Towards the conquest of self-determination. 50 Years since the Barbados Declaration
50 years since the Barbados Declaration
This year, 2021, marks the 50th anniversary of the historic meeting held on the Caribbean island of Barbados, where a group of 15 anthropologists (14 men and 1 woman) from Amazonian, Central American and European countries met to reflect on the situation of Indigenous peoples in the Americas. The symposium, organized by the University of Berne’s Institute of Anthropology in coordination with the Geneva-based World Council of Churches’ Programme to Combat Racism (PCR), was held at the University of the West Indies in Bridgetown, Barbados.
This book was first published in Spanish in January of this year. This English edition contains the same articles, the only difference being the addition of an interview with Aqqaluk Lynge, leader of the Inuit people of Greenland, conducted by Jens Dahl and Alejandro Parellada.
The Barbados meeting was preceded by international accusations against the governments of Brazil and Paraguay that they were promoting and implementing genocidal plans against Indigenous peoples with the aim of clearing areas so that they could be handed over to transnational corporations. This was the topic of one of the thematic break-out groups at the 39th International Congress of Americanists, held in Lima in 1970. It was in this context that a group of participants, mainly anthropologists, agreed to hold the Barbados symposium a year later.
The participants in the meeting presented reports on violations of the rights of Indigenous peoples in their countries, specifically: Argentina, Paraguay, Brazil, Bolivia, Peru, Ecuador, Colombia, Venezuela and Mexico. At the end of the meeting, they signed an historic declaration, “For the Liberation of the Indigenous People”, in which they harshly criticized governments, the Catholic and Evangelical churches and the anthropological trend that sees Indigenous peoples merely as objects of study and refuses to recognize the problems that affect them or, when they do recognize them, limits itself to rhetorical denunciations without any commitment to a resolution.

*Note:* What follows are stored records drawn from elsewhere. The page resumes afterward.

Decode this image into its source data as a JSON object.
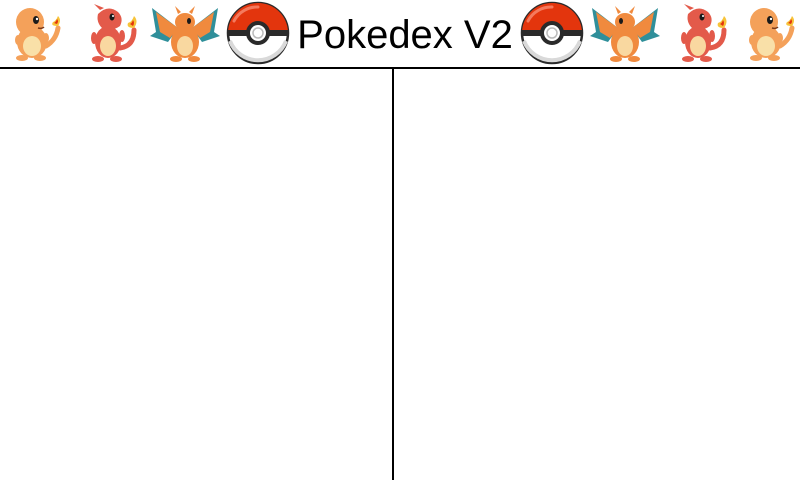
{
  "header": {
    "title": "Pokedex V2",
    "sprites_left": [
      "charmander-icon",
      "charmeleon-icon",
      "charizard-icon",
      "pokeball-icon"
    ],
    "sprites_right": [
      "pokeball-icon",
      "charizard-icon",
      "charmeleon-icon",
      "charmander-icon"
    ]
  },
  "colors": {
    "background": "#ffffff",
    "divider": "#000000",
    "pokeball_red": "#e3350d",
    "charmander_orange": "#f4a15a",
    "charmeleon_red": "#e35a4a",
    "charizard_orange": "#f08a3e",
    "charizard_wing": "#2f8f9a"
  },
  "panels": {
    "left": {},
    "right": {}
  }
}
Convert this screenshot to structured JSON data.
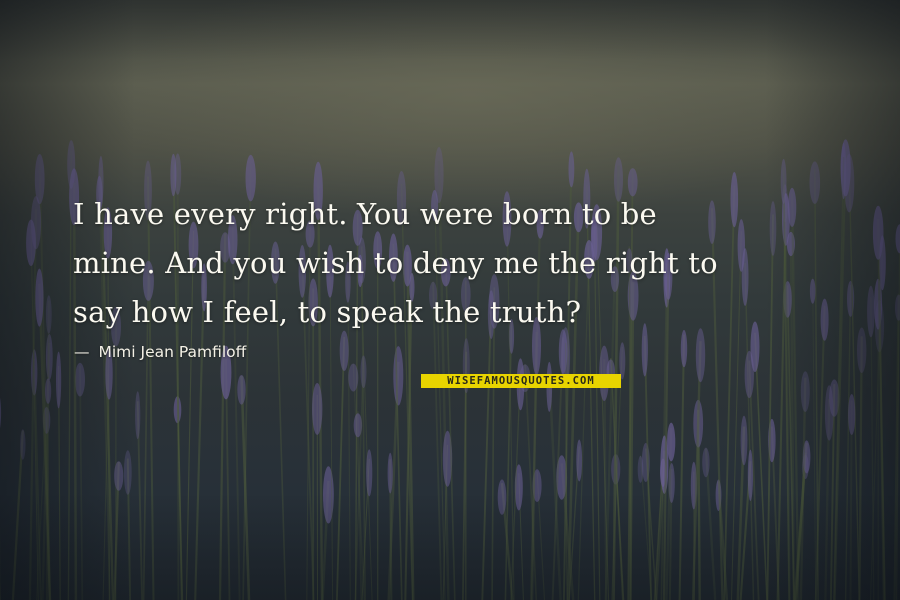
{
  "quote": {
    "lines": [
      "I have every right. You were born to be",
      "mine. And you wish to deny me the right to",
      "say how I feel, to speak the truth?"
    ],
    "author": "Mimi Jean Pamfiloff"
  },
  "watermark": {
    "text": "WISEFAMOUSQUOTES.COM"
  },
  "colors": {
    "text": "#fbf9f0",
    "watermark_bg": "#e8d400",
    "lavender": "#6a5f94",
    "foliage": "#4d5a3c"
  }
}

Alberto Chirif is the editor of the book and the authors are Esteban Mosonyi, Georg Grünberg, Stefano Varese, Miguel Alberto Bartolomé, Scott Robinson, Víctor Daniel Bonilla, Natalio Hernández Xocoyotzin, Rosalva Aída Hernández Castillo y Dulce Patricia Torres Sandoval, Alicia Barabas, Pedro García Hierro, Zulema Lehm Ardaya y Kantuta Isabel Lara Delgado, João Pacheco de Oliveira, Richard Chase Smith, Rodrigo Villagra Carron, Thomas Moore, Silvel Elías, Frederica Barclay, Søren Hvalkof, Alejandro Parellada and Espen Waehle.